Wali Kota Batam Amsakar Achmad meminta Gerakan Masyarakat Peduli Pesisir (GMPP) Kota Batam aktif menjembatani kepentingan masyarakat pesisir dengan pemerintah di tengah pesatnya pembangunan daerah.
Amsakar menyampaikan hal itu saat menghadiri Pengukuhan Pengurus GMPP Kota Batam di Golden View Hotel, Bengkong, Sabtu (12/9/2026).
Menurut Amsakar, karakter Batam sebagai daerah maritim membuat pemerintah harus memberi perhatian serius terhadap masyarakat yang menggantungkan kehidupan pada wilayah pesisir.
“Pemerintah tidak bisa bekerja atas maunya pemerintah saja, tetapi mesti ada penglibatan dan keikutsertaan masyarakat di dalamnya,” kata Amsakar.
Amsakar menegaskan, pemerintah tidak boleh mengambil kebijakan pembangunan secara sepihak. Setiap program harus memperhitungkan dampaknya terhadap masyarakat yang bersentuhan langsung dengan pembangunan.
Ia mengakui setiap pembangunan membawa konsekuensi. Karena itu, pemerintah bersama masyarakat perlu mencari cara untuk menekan dampak tersebut sekaligus memastikan masyarakat terdampak tetap mendapat perhatian.
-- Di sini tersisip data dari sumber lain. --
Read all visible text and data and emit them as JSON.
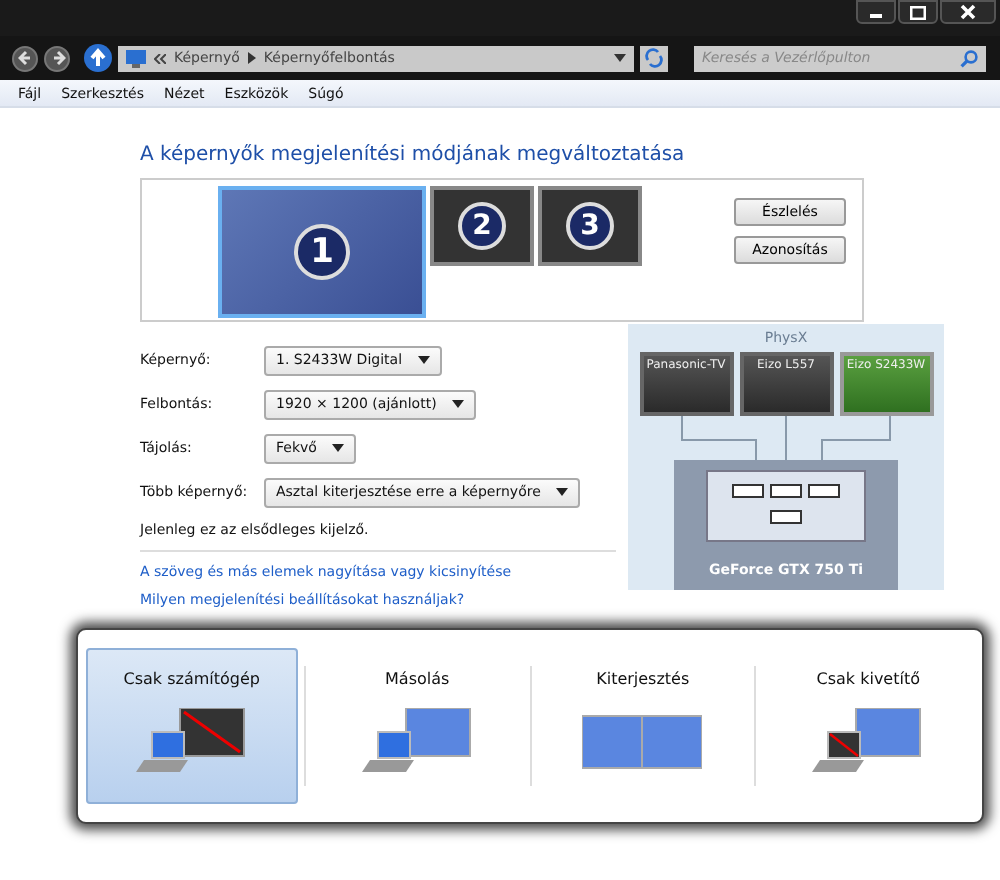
{
  "address_bar": {
    "breadcrumbs": [
      "Képernyő",
      "Képernyőfelbontás"
    ]
  },
  "search": {
    "placeholder": "Keresés a Vezérlőpulton"
  },
  "menu": [
    "Fájl",
    "Szerkesztés",
    "Nézet",
    "Eszközök",
    "Súgó"
  ],
  "heading": "A képernyők megjelenítési módjának megváltoztatása",
  "monitors": [
    {
      "number": "1",
      "selected": true
    },
    {
      "number": "2",
      "selected": false
    },
    {
      "number": "3",
      "selected": false
    }
  ],
  "monitor_buttons": [
    "Észlelés",
    "Azonosítás"
  ],
  "settings": [
    {
      "label": "Képernyő:",
      "value": "1. S2433W Digital"
    },
    {
      "label": "Felbontás:",
      "value": "1920 × 1200 (ajánlott)"
    },
    {
      "label": "Tájolás:",
      "value": "Fekvő"
    },
    {
      "label": "Több képernyő:",
      "value": "Asztal kiterjesztése erre a képernyőre"
    }
  ],
  "status": "Jelenleg ez az elsődleges kijelző.",
  "links": [
    "A szöveg és más elemek nagyítása vagy kicsinyítése",
    "Milyen megjelenítési beállításokat használjak?"
  ],
  "physx": {
    "title": "PhysX",
    "displays": [
      {
        "name": "Panasonic-TV",
        "selected": false
      },
      {
        "name": "Eizo L557",
        "selected": false
      },
      {
        "name": "Eizo S2433W",
        "selected": true
      }
    ],
    "gpu": "GeForce GTX 750 Ti"
  },
  "projection": [
    {
      "label": "Csak számítógép",
      "kind": "pc_only",
      "selected": true
    },
    {
      "label": "Másolás",
      "kind": "duplicate",
      "selected": false
    },
    {
      "label": "Kiterjesztés",
      "kind": "extend",
      "selected": false
    },
    {
      "label": "Csak kivetítő",
      "kind": "projector_only",
      "selected": false
    }
  ]
}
“Mau dia bernama nelayan, mau dia bernama petani, mau dia bernama masyarakat tempatan, bagaimana konsekuensi itu diminimalisir, bagaimana agar konsekuensi itu dibantu mencari jalan terbaiknya,” ujarnya.
Amsakar menilai masyarakat pesisir bukan hanya nelayan. Petani dan masyarakat tempatan yang bergantung pada ruang hidup serta sumber daya pesisir juga masuk dalam kelompok yang harus mendapat perhatian.
Karena itu, Amsakar meminta GMPP tidak berhenti sebagai organisasi yang menghimpun masyarakat peduli pesisir. GMPP harus turun ke lapangan, menyerap aspirasi, memetakan persoalan, dan ikut mencari solusi.
Ia menilai GMPP memiliki posisi strategis karena dapat membawa persoalan masyarakat kepada pemerintah secara konstruktif. Sebaliknya, organisasi tersebut juga dapat membantu masyarakat memahami arah dan kebijakan pembangunan.
“GMPP” diharapkan menjadi ruang kolaborasi agar pemerintah dan masyarakat dapat menyelesaikan persoalan pesisir secara bersama.
Ketua GMPP Provinsi Kepulauan Riau Edi Sofyan mengatakan organisasi tersebut lahir dari kepedulian terhadap persoalan yang terjadi di kawasan pesisir dan laut.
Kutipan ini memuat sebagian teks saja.